FTK has been a staple workhorse in many forensic shops. We used it as the core computer forensics tool for our university classes because of its ease of use, fast learning curve and comprehensive visualization. In a university class, unlike a typical training class, we wanted to focus on the forensic process rather than the tools. With just a few weeks in a semester to teach the fundamentals of digital forensics there is no time to spend teaching complicated tools. FTK was perfect because it is quick to learn and it gathers a huge amount of information.
FTK is database-driven. As you collect data from a hard drive, the tool puts it into a back-end database and indexes it. Index searches are very fast. If index searching is not for you in a particular circumstance, the live search lets you search for items using search patterns, hex or text. Because the live search seeks cluster to cluster instead of accessing the index, it is much slower. However, this type of searching is not as frequent as index searches.
In earlier versions you had to install each of the components - GUI, database and processing engine - separately and manually. Today the install is all at once and it goes smoothly and quickly. You can deploy up to four separate processing engines and this can speed up evidence processing measurably. While it is OK to have your database on the same machine as you GUI and your processing engines, our experience has been that if you can, separate computers improve performance markedly.
Data from other computers over your network can be added to a case simply by deploying an agent. This is useful for threat hunting over an enterprise. FTK can gather data from Windows, Apple and Linux images. The tool can process virtual machine images such as VMWare vmdk files or snapshot files. This greatly speeds up processing VMs but we recommend using the snapshot image since it usually contains the memory capture. The process for that would be to snapshot a VM under attack and then analyze the VM using FTK.
In addition to its simplicity and comprehensive analysis capabilities, FTK has built-in visualization that greatly eases analysis by displaying evidence in various useful ways. For example, there is a timeline display that allows analysis of events on a timebase. The timeline can be basic - just showing the existence of events - or detailed - showing the details of each event. Distribution charts also help with analysis. There is a chart for file extension distribution and one for categories distribution, for example.

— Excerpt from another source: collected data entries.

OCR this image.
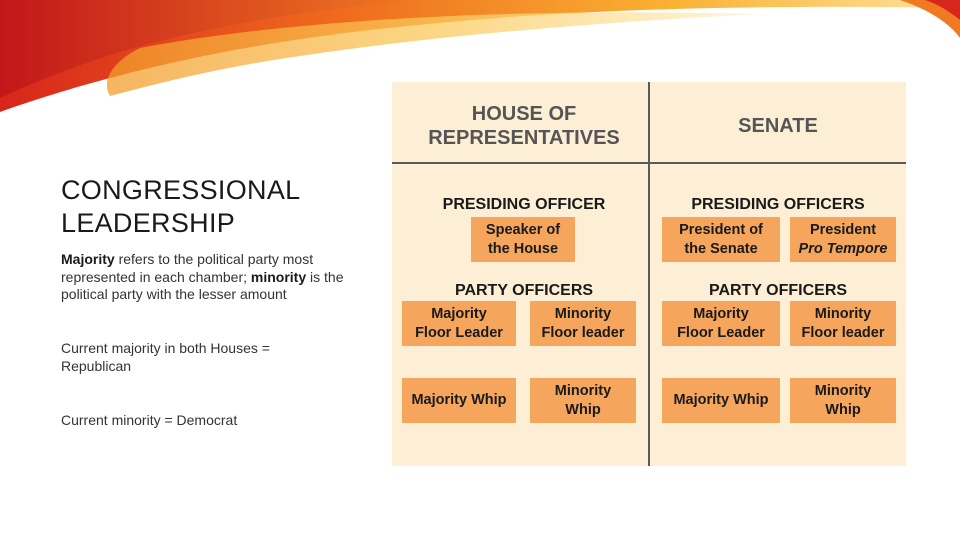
CONGRESSIONAL
LEADERSHIP
Majority refers to the political party most represented in each chamber; minority is the political party with the lesser amount
Current majority in both Houses =
Republican
Current minority = Democrat
HOUSE OF
REPRESENTATIVES
SENATE
PRESIDING OFFICER	PRESIDING OFFICERS
Speaker of
the House
President of
the Senate
President
Pro Tempore
PARTY OFFICERS	PARTY OFFICERS
Majority
Floor Leader
Minority
Floor leader
Majority
Floor Leader
Minority
Floor leader
Majority Whip
Minority
Whip
Majority Whip
Minority
Whip
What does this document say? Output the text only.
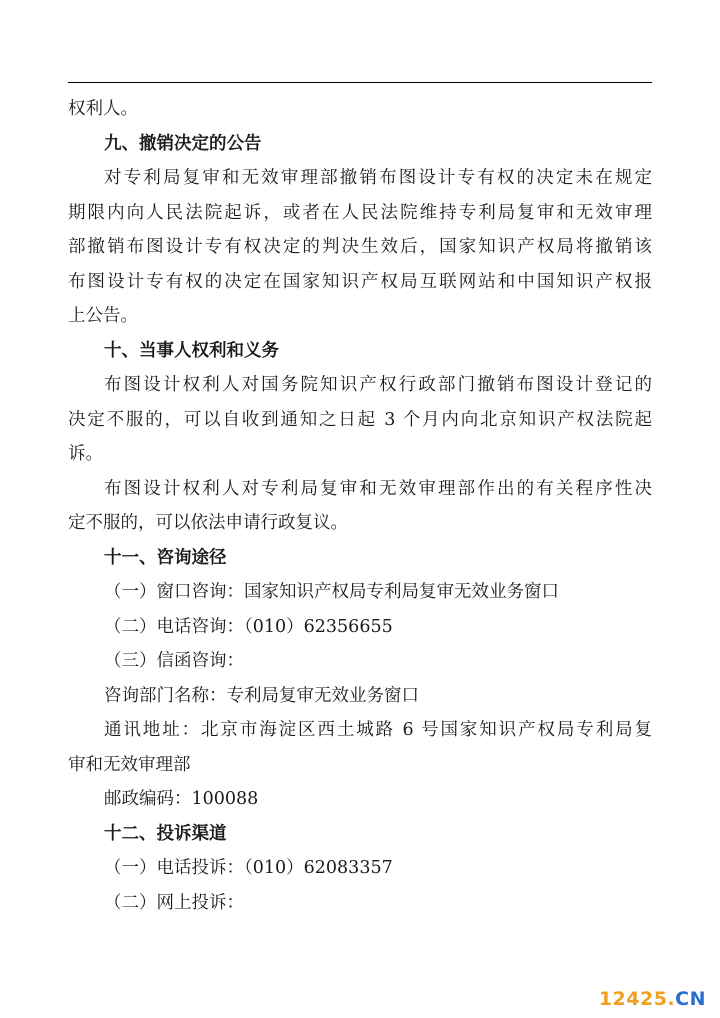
权利人。
九、撤销决定的公告
对专利局复审和无效审理部撤销布图设计专有权的决定未在规定
期限内向人民法院起诉，或者在人民法院维持专利局复审和无效审理
部撤销布图设计专有权决定的判决生效后，国家知识产权局将撤销该
布图设计专有权的决定在国家知识产权局互联网站和中国知识产权报
上公告。
十、当事人权利和义务
布图设计权利人对国务院知识产权行政部门撤销布图设计登记的
决定不服的，可以自收到通知之日起 3 个月内向北京知识产权法院起
诉。
布图设计权利人对专利局复审和无效审理部作出的有关程序性决
定不服的，可以依法申请行政复议。
十一、咨询途径
（一）窗口咨询：国家知识产权局专利局复审无效业务窗口
（二）电话咨询：（010）62356655
（三）信函咨询：
咨询部门名称：专利局复审无效业务窗口
通讯地址：北京市海淀区西土城路 6 号国家知识产权局专利局复
审和无效审理部
邮政编码：100088
十二、投诉渠道
（一）电话投诉：（010）62083357
（二）网上投诉：
12425.CN
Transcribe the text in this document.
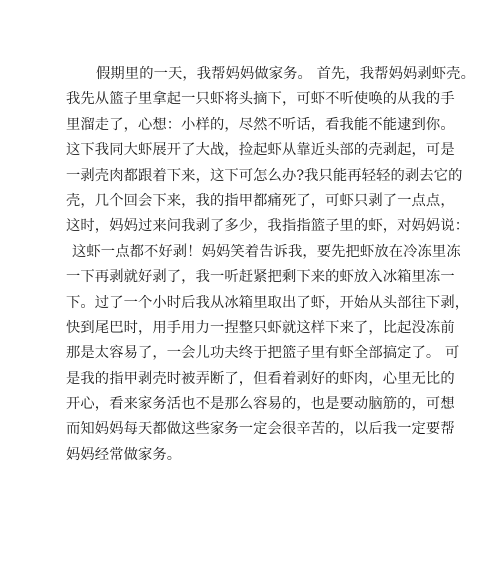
假期里的一天，我帮妈妈做家务。 首先，我帮妈妈剥虾壳。
我先从篮子里拿起一只虾将头摘下，可虾不听使唤的从我的手
里溜走了，心想：小样的，尽然不听话，看我能不能逮到你。
这下我同大虾展开了大战，捡起虾从靠近头部的壳剥起，可是
一剥壳肉都跟着下来，这下可怎么办?我只能再轻轻的剥去它的
壳，几个回会下来，我的指甲都痛死了，可虾只剥了一点点，
这时，妈妈过来问我剥了多少，我指指篮子里的虾，对妈妈说：
这虾一点都不好剥！妈妈笑着告诉我，要先把虾放在冷冻里冻
一下再剥就好剥了，我一听赶紧把剩下来的虾放入冰箱里冻一
下。过了一个小时后我从冰箱里取出了虾，开始从头部往下剥，
快到尾巴时，用手用力一捏整只虾就这样下来了，比起没冻前
那是太容易了，一会儿功夫终于把篮子里有虾全部搞定了。 可
是我的指甲剥壳时被弄断了，但看着剥好的虾肉，心里无比的
开心，看来家务活也不是那么容易的，也是要动脑筋的，可想
而知妈妈每天都做这些家务一定会很辛苦的，以后我一定要帮
妈妈经常做家务。
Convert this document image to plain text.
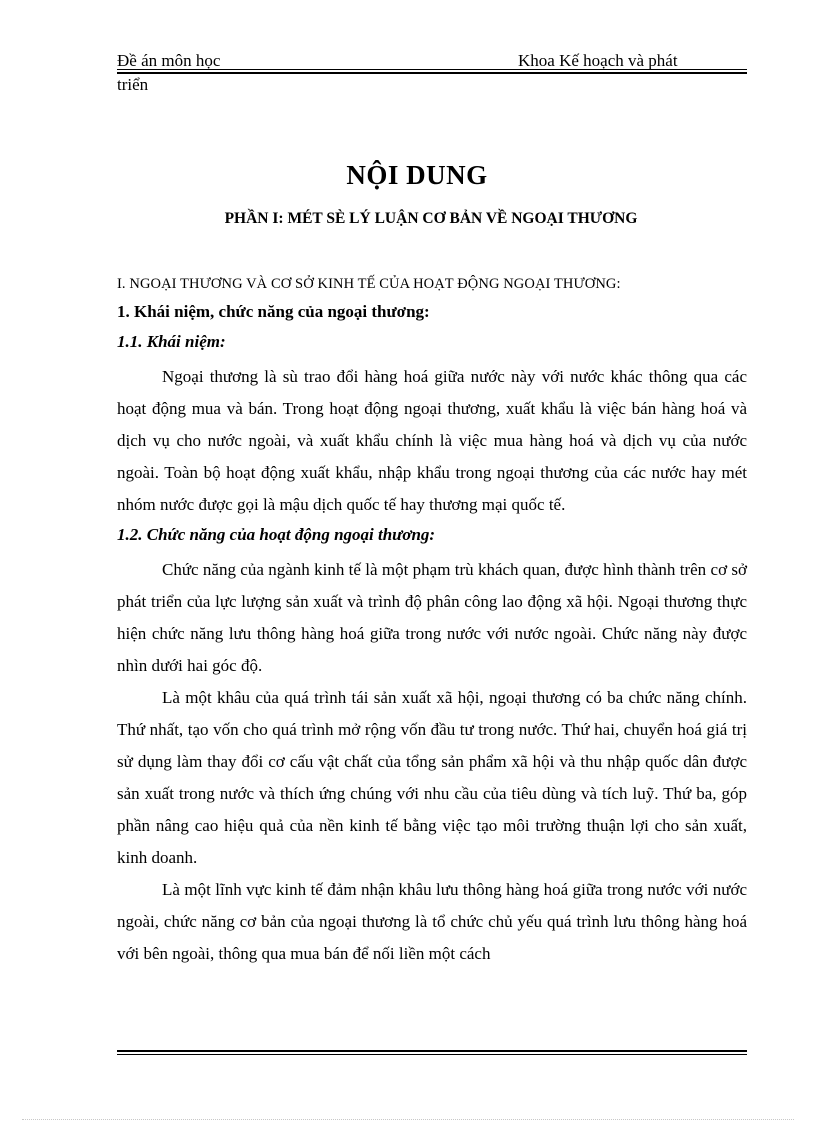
Đề án môn học	Khoa Kế hoạch và phát
triển
NỘI DUNG
PHẦN I: MÉT SÈ LÝ LUẬN CƠ BẢN VỀ NGOẠI THƯƠNG
I. NGOẠI THƯƠNG VÀ CƠ SỞ KINH TẾ CỦA HOẠT ĐỘNG NGOẠI THƯƠNG:
1. Khái niệm, chức năng của ngoại thương:
1.1. Khái niệm:

Ngoại thương là sù trao đổi hàng hoá giữa nước này với nước khác thông qua các hoạt động mua và bán. Trong hoạt động ngoại thương, xuất khẩu là việc bán hàng hoá và dịch vụ cho nước ngoài, và xuất khẩu chính là việc mua hàng hoá và dịch vụ của nước ngoài. Toàn bộ hoạt động xuất khẩu, nhập khẩu trong ngoại thương của các nước hay mét nhóm nước được gọi là mậu dịch quốc tế hay thương mại quốc tế.

1.2. Chức năng của hoạt động ngoại thương:

Chức năng của ngành kinh tế là một phạm trù khách quan, được hình thành trên cơ sở phát triển của lực lượng sản xuất và trình độ phân công lao động xã hội. Ngoại thương thực hiện chức năng lưu thông hàng hoá giữa trong nước với nước ngoài. Chức năng này được nhìn dưới hai góc độ.

Là một khâu của quá trình tái sản xuất xã hội, ngoại thương có ba chức năng chính. Thứ nhất, tạo vốn cho quá trình mở rộng vốn đầu tư trong nước. Thứ hai, chuyển hoá giá trị sử dụng làm thay đổi cơ cấu vật chất của tổng sản phẩm xã hội và thu nhập quốc dân được sản xuất trong nước và thích ứng chúng với nhu cầu của tiêu dùng và tích luỹ. Thứ ba, góp phần nâng cao hiệu quả của nền kinh tế bằng việc tạo môi trường thuận lợi cho sản xuất, kinh doanh.

Là một lĩnh vực kinh tế đảm nhận khâu lưu thông hàng hoá giữa trong nước với nước ngoài, chức năng cơ bản của ngoại thương là tổ chức chủ yếu quá trình lưu thông hàng hoá với bên ngoài, thông qua mua bán để nối liền một cách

We use FTK in our lab for all file analysis that we perform as part of our research. The results are predictably useful and the performance in production is excellent. The web site is detailed and has a lot of information about AccessData products. Licensing usually is by a dongle but you have the option of a software dongle as well. Pricing is very reasonable and has stayed relatively stable for several years. There are different levels of support available as well. There are some usful add0ns, chief among these is Cerebus, a malware forensics tool that functions as part of the computer forensics process to identify and analyze infected computers.FTK has been one of our Lab Approved products since we started the Lab Approved program and we will continue its SC Lab Approved designation for another year.